Completing the square is a technique used to help transform quadratic expressions into a perfect square trinomial, making them easier to manage and solve. This is crucial when dealing with the equation of a sphere because it helps us simplify and rearrange terms into a recognizable format. To complete the square, you follow these steps:

• Take the quadratic term and linear term you want to simplify, for instance, the terms involving \( y \) are \( y^2 - 14y \).
• Identify the coefficient of the linear term, which is \( -14 \) in this case, divide it by 2, and then square the result. Specifically, \( \left(\frac{-14}{2}\right)^2 = 49 \).
• Add and subtract this square (49 in this case) to transform the expression into a perfect square trinomial. This gives us \( (y-7)^2 - 49 \).
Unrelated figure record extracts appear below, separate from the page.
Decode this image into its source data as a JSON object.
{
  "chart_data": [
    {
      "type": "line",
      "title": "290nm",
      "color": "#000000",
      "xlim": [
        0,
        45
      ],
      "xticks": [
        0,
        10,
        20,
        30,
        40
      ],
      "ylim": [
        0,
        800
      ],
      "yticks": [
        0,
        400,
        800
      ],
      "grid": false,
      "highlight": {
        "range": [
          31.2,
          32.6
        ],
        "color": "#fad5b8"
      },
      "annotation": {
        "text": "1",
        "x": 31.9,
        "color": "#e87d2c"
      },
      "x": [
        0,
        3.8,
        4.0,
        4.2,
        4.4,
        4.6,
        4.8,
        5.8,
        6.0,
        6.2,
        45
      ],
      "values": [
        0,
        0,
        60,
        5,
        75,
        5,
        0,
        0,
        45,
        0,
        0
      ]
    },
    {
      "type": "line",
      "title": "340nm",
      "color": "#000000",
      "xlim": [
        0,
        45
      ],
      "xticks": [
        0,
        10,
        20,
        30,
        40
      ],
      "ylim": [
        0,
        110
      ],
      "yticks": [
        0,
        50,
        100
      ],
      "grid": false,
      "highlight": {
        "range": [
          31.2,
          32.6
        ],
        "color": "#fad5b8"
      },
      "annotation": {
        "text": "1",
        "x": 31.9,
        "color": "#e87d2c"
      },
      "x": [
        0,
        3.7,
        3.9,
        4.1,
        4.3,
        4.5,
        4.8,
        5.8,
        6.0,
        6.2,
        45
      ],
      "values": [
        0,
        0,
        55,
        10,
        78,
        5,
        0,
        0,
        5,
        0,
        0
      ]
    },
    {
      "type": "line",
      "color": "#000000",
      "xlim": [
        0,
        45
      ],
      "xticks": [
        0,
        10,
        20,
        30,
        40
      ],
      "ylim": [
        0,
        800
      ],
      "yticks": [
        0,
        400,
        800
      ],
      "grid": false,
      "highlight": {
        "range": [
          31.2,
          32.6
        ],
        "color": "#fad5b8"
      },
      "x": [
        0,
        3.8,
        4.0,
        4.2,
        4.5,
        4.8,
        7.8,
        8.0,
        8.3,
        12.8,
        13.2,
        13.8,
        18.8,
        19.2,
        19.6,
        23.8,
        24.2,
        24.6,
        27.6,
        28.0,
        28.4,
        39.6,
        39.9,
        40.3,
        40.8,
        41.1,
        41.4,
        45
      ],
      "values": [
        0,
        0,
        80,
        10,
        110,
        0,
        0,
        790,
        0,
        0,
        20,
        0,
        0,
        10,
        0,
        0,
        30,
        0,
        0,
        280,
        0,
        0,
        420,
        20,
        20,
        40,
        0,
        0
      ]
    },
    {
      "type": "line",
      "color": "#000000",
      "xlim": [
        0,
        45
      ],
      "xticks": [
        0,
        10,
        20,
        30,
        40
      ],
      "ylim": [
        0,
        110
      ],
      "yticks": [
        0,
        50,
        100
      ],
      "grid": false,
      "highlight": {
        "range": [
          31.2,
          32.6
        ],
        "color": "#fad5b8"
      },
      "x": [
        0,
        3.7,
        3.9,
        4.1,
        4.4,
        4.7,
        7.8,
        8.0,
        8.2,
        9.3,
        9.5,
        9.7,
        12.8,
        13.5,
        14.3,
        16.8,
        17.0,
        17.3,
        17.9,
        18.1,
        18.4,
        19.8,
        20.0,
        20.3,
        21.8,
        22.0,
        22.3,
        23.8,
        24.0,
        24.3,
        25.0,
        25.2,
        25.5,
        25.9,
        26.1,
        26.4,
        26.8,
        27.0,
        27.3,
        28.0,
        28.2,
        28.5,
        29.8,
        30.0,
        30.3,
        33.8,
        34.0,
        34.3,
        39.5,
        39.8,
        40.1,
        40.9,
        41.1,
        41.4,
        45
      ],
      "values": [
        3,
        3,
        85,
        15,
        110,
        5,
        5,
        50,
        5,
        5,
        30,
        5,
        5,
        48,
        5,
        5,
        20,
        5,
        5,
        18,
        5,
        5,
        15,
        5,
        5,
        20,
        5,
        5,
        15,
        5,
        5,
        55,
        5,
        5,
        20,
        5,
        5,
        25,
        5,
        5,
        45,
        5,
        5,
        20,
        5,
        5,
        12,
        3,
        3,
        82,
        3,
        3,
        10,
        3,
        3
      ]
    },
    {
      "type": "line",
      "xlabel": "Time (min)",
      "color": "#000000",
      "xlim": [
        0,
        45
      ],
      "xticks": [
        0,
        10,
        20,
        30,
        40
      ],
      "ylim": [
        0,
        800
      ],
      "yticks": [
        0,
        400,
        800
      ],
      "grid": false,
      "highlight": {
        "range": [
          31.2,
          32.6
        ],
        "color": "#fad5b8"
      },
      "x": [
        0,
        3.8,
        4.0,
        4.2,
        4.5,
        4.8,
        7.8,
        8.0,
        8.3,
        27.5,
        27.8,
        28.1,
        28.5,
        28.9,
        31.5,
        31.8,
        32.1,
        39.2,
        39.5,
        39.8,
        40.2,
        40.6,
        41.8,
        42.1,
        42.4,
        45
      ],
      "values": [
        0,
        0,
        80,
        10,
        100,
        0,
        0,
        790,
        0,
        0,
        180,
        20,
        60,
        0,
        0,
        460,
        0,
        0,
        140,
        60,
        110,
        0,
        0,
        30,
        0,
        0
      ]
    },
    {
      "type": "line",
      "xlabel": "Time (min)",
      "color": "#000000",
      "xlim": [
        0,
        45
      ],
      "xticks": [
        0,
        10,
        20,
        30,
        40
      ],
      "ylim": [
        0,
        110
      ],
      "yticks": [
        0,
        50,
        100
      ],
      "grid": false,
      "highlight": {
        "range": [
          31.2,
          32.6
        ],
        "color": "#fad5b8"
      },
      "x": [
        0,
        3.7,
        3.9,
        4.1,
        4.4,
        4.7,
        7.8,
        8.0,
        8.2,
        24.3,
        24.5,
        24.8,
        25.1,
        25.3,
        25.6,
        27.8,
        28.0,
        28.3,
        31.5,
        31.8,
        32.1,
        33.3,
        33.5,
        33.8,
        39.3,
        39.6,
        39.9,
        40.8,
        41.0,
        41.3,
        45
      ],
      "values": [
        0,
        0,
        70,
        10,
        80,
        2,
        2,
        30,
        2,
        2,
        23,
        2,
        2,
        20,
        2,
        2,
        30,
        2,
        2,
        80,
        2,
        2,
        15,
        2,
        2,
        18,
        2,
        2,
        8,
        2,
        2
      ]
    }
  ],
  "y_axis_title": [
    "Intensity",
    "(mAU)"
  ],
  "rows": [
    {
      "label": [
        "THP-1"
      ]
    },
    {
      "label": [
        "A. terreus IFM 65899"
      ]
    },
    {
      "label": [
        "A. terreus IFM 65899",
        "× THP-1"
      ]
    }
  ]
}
Completing the square reshapes the expression, making such problems more straightforward and preparing them to be inserted into a standard equation format.

In the equation of a sphere, the standard form is \[ (x - h)^2 + (y - k)^2 + (z - l)^2 = r^2 \] where \((h, k, l)\) are coordinates of the sphere's center. Recognizing the center of a sphere involves identifying these values from the equation.After completing the square in the given problem, the equation \[ x^2 + (y - 7)^2 + (z - 3)^2 = 58 \] clearly reveals the center's coordinates:

• \( h = 0 \), as there is no \( (x - )^2 \) term, meaning the \( x \)-coordinate is 0.
• \( k = 7 \), derived from \((y-7)^2\).
• \( l = 3 \), derived from \((z-3)^2\).

Thus, the center of the sphere is at the point \((0, 7, 3)\). Understanding how to extract these from the equation is key to solving sphere-related problems.

A sphere's radius in its equation determines how far each point on the surface is from its center. In the standard form for a sphere's equation, \[ (x - h)^2 + (y - k)^2 + (z - l)^2 = r^2 \] \( r \) represents the radius.From the equation we derived through completing the square, \[ x^2 + (y - 7)^2 + (z - 3)^2 = 58 \], we identify that \( r^2 = 58 \).To find the radius \( r \), simply take the square root: \( r = \sqrt{58} \).The radius is a measure of size for the sphere, and knowing how to retrieve it will help you in various applications, from geometry problems to practical real-world measurements.